Narcolepsy is a unique model for dysfunction in mechanisms that regulate sleep and wakefulness. The narcolepsy syndrome is characterized by excessive daytime sleepiness with recurrent episodes of irresistible sleep, cataplexy, hypnagogic and/or hypnopompic hallucinations and sleep paralysis. The current hypothesis for the etiology of narcolepsy is that it is an autoimmune disorder because of its strong association with the human leukocyte antigen (HLA) system. HLA-DQ alleles are not particularly mutated in narcoleptic patients but they directly influence susceptibility to the disease. DQB10602 homozygote carriers have a two to four times higher risk of developing the disease than heterozygote carriers.
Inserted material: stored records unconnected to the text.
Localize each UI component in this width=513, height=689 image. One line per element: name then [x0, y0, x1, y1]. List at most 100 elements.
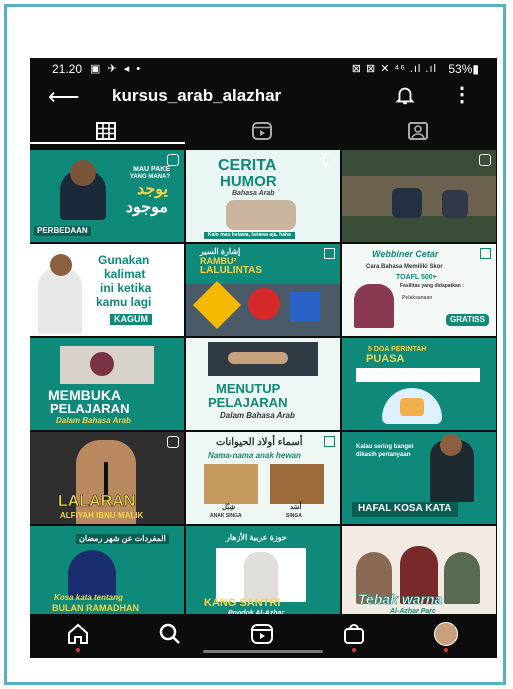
post-caption: MAU PAKE: [133, 166, 170, 173]
post-tile[interactable]: [342, 150, 496, 242]
post-caption: BULAN RAMADHAN: [52, 603, 139, 613]
reel-indicator-icon: [167, 436, 179, 448]
post-tile[interactable]: Webbiner Cetar Cara Bahasa Memiliki Skor…: [342, 244, 496, 336]
post-tile[interactable]: Tebak warna Al-Azhar Parc: [342, 526, 496, 618]
post-caption: ALFIYAH IBNU MALIK: [60, 511, 144, 520]
post-caption: Bahasa Arab: [232, 190, 275, 197]
arabic-text-box: [356, 368, 480, 382]
carousel-indicator-icon: [324, 248, 335, 259]
profile-header: ⟵ kursus_arab_alazhar ⋮: [30, 80, 497, 116]
post-caption: KANG SANTRI: [204, 597, 281, 609]
profile-tabs: [30, 118, 497, 144]
post-tile[interactable]: المفردات عن شهر رمضان Kosa kata tentang …: [30, 526, 184, 618]
post-tile[interactable]: LALARAN ALFIYAH IBNU MALIK: [30, 432, 184, 524]
post-tile[interactable]: MAU PAKE YANG MANA? يوجد موجود PERBEDAAN: [30, 150, 184, 242]
notification-dot: [76, 648, 80, 652]
post-caption: Gunakan: [98, 253, 150, 267]
post-caption: dikasih pertanyaan: [356, 452, 411, 458]
post-tile[interactable]: Gunakan kalimat ini ketika kamu lagi KAG…: [30, 244, 184, 336]
tab-grid[interactable]: [30, 118, 185, 144]
post-tile[interactable]: 5 DOA PERINTAH PUASA: [342, 338, 496, 430]
status-time: 21.20: [52, 62, 83, 76]
back-arrow-icon[interactable]: ⟵: [48, 84, 80, 110]
post-tile[interactable]: إشارة السير RAMBU² LALULINTAS: [186, 244, 340, 336]
post-caption: PUASA: [366, 353, 405, 365]
person-photo: [38, 268, 82, 334]
shop-icon[interactable]: [342, 622, 366, 646]
post-tile[interactable]: MEMBUKA PELAJARAN Dalam Bahasa Arab: [30, 338, 184, 430]
post-caption: موجود: [125, 199, 168, 216]
post-caption: ini ketika: [100, 281, 152, 295]
profile-avatar[interactable]: [434, 622, 458, 646]
post-caption: kalimat: [104, 267, 146, 281]
post-caption: KAGUM: [110, 314, 152, 326]
person-head: [70, 160, 96, 186]
grid-icon: [96, 122, 116, 140]
post-caption: Dalam Bahasa Arab: [220, 411, 295, 420]
tagged-icon: [408, 122, 428, 140]
post-tile[interactable]: Kalau sering banget dikasih pertanyaan H…: [342, 432, 496, 524]
post-caption: Webbiner Cetar: [372, 249, 439, 259]
class-person: [90, 352, 114, 376]
person-photo: [444, 552, 480, 604]
speaker-photo: [354, 284, 394, 328]
post-caption: LALULINTAS: [200, 265, 263, 276]
post-caption: TOAFL 500+: [396, 274, 437, 281]
post-caption: أسماء أولاد الحيوانات: [216, 437, 303, 448]
post-caption: kamu lagi: [96, 295, 152, 309]
reel-indicator-icon: [323, 154, 335, 166]
food-shape: [400, 398, 424, 416]
gesture-bar: [203, 650, 323, 653]
post-caption: أَسَد: [290, 504, 302, 511]
phone-screen: 21.20 ▣ ✈ ◂ • ⊠ ⊠ ✕ ⁴⁶ .ıl .ıl 53%▮ ⟵ ku…: [30, 58, 497, 658]
notification-dot: [352, 648, 356, 652]
post-caption: Kalo mau ketawa, ketawa aja. haha: [204, 232, 295, 240]
post-caption: HAFAL KOSA KATA: [352, 502, 458, 517]
profile-username: kursus_arab_alazhar: [112, 86, 282, 105]
post-tile[interactable]: MENUTUP PELAJARAN Dalam Bahasa Arab: [186, 338, 340, 430]
bell-icon[interactable]: [394, 84, 416, 106]
carousel-indicator-icon: [324, 436, 335, 447]
signal-icons: ⊠ ⊠ ✕ ⁴⁶ .ıl .ıl: [351, 63, 437, 75]
post-caption: YANG MANA?: [129, 174, 170, 180]
hands-shape: [228, 352, 288, 364]
more-options-icon[interactable]: ⋮: [452, 82, 472, 107]
carousel-indicator-icon: [480, 248, 491, 259]
post-caption: شِبْل: [222, 504, 236, 511]
post-caption: Kalau sering banget: [356, 444, 414, 450]
post-caption: Fasilitas yang didapatkan :: [400, 283, 464, 289]
post-caption: LALARAN: [58, 493, 136, 510]
post-caption: PELAJARAN: [208, 395, 288, 410]
lion-cub-photo: [204, 464, 258, 504]
post-caption: SINGA: [286, 513, 302, 519]
post-caption: حوزة عربية الأزهار: [226, 533, 287, 542]
post-caption: GRATISS: [446, 314, 489, 327]
sign-shape: [290, 292, 320, 322]
post-caption: Nama-nama anak hewan: [208, 451, 301, 460]
tab-reels[interactable]: [186, 118, 341, 144]
post-tile[interactable]: CERITA HUMOR Bahasa Arab Kalo mau ketawa…: [186, 150, 340, 242]
post-caption: يوجد: [136, 181, 168, 198]
post-caption: Dalam Bahasa Arab: [56, 416, 131, 425]
tab-tagged[interactable]: [342, 118, 497, 144]
post-caption: HUMOR: [220, 173, 277, 190]
reel-indicator-icon: [479, 154, 491, 166]
home-icon[interactable]: [66, 622, 90, 646]
post-caption: ANAK SINGA: [210, 513, 242, 519]
person-photo: [68, 550, 116, 598]
person-head: [440, 434, 462, 456]
post-caption: Pelaksanaan: [402, 295, 433, 301]
reels-icon: [252, 122, 272, 140]
post-tile[interactable]: أسماء أولاد الحيوانات Nama-nama anak hew…: [186, 432, 340, 524]
posts-grid: MAU PAKE YANG MANA? يوجد موجود PERBEDAAN…: [30, 150, 497, 618]
santri-photo: [244, 552, 278, 602]
meeting-person: [392, 188, 422, 218]
search-icon[interactable]: [158, 622, 182, 646]
notification-dot: [444, 648, 448, 652]
post-caption: المفردات عن شهر رمضان: [76, 534, 169, 545]
laughing-photo: [226, 200, 296, 230]
notification-icons: ▣ ✈ ◂ •: [90, 63, 143, 75]
sign-shape: [248, 288, 280, 320]
post-tile[interactable]: حوزة عربية الأزهار KANG SANTRI Pondok Al…: [186, 526, 340, 618]
reels-icon[interactable]: [250, 622, 274, 646]
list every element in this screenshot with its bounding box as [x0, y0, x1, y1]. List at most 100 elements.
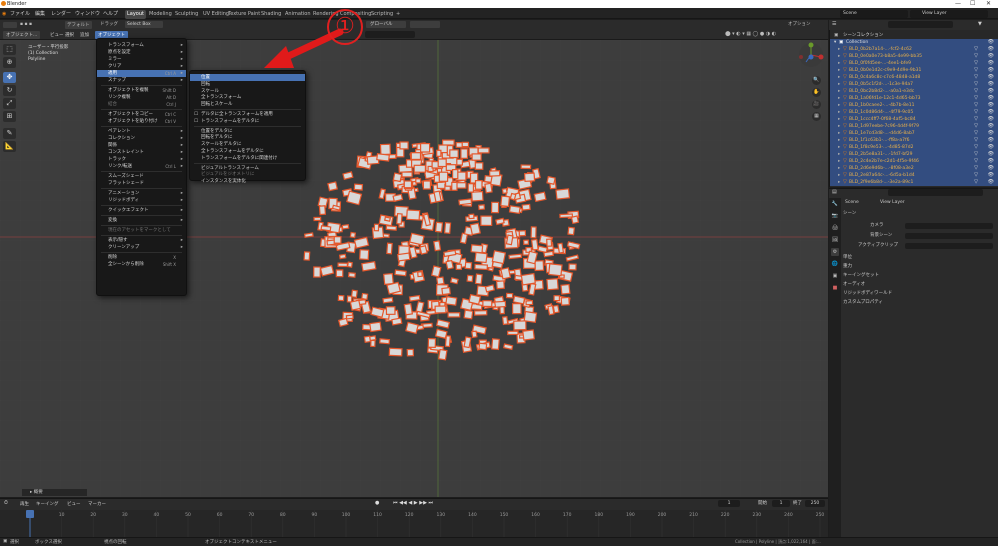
- outliner-object-row[interactable]: ▸ ▽ BLD_2d6e9d6b-...-8f08-a3e2 ▽ 👁: [830, 165, 998, 172]
- current-frame-field[interactable]: 1: [718, 500, 740, 507]
- visibility-eye-icon[interactable]: 👁: [988, 81, 994, 88]
- object-tab-icon[interactable]: ■: [831, 284, 839, 292]
- object-menu-item[interactable]: コンストレイント ▸: [97, 149, 186, 156]
- tab-layout[interactable]: Layout: [125, 10, 146, 19]
- viewlayer-tab-icon[interactable]: 🖼: [831, 236, 839, 244]
- tab-texture-paint[interactable]: Texture Paint: [226, 10, 262, 19]
- menu-keying[interactable]: キーイング: [36, 501, 59, 507]
- object-menu-item[interactable]: リジッドボディ ▸: [97, 197, 186, 204]
- outliner-object-row[interactable]: ▸ ▽ BLD_1ccc4ff7-0f68-4af5-bc84 ▽ 👁: [830, 116, 998, 123]
- outliner-object-row[interactable]: ▸ ▽ BLD_0e0a0e73-b8a5-4e99-bb35 ▽ 👁: [830, 53, 998, 60]
- summary-channel[interactable]: ▸ 概要: [22, 489, 87, 496]
- timeline-area[interactable]: 0102030405060708090100110120130140150160…: [0, 510, 828, 537]
- visibility-eye-icon[interactable]: 👁: [988, 60, 994, 67]
- menu-file[interactable]: ファイル: [10, 10, 30, 19]
- menu-view[interactable]: ビュー: [50, 32, 64, 38]
- object-menu-item[interactable]: コレクション ▸: [97, 135, 186, 142]
- camera-view-icon[interactable]: 🎥: [812, 100, 821, 109]
- editor-type-icon[interactable]: [3, 22, 17, 28]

In the present study we report a rare multiplex familial case of narcolepsy-cataplexy and show the strong effect of the HLA-DQB10602 allele upon the disease phenotype. In the family studied herein, both the proband and his brother are severely affected and homozygous DQB10602, whereas their sister does not carry the allele and is not affected at all. These data corroborate previous findings proposing DQB10602 homozygous subjects to be far more susceptible to narcolepsy. Insights into the DQB10602 positive family that include homozygous subjects may prove to be an important asset in the investigation of genetic vs. environmental factors predisposing to narcolepsy.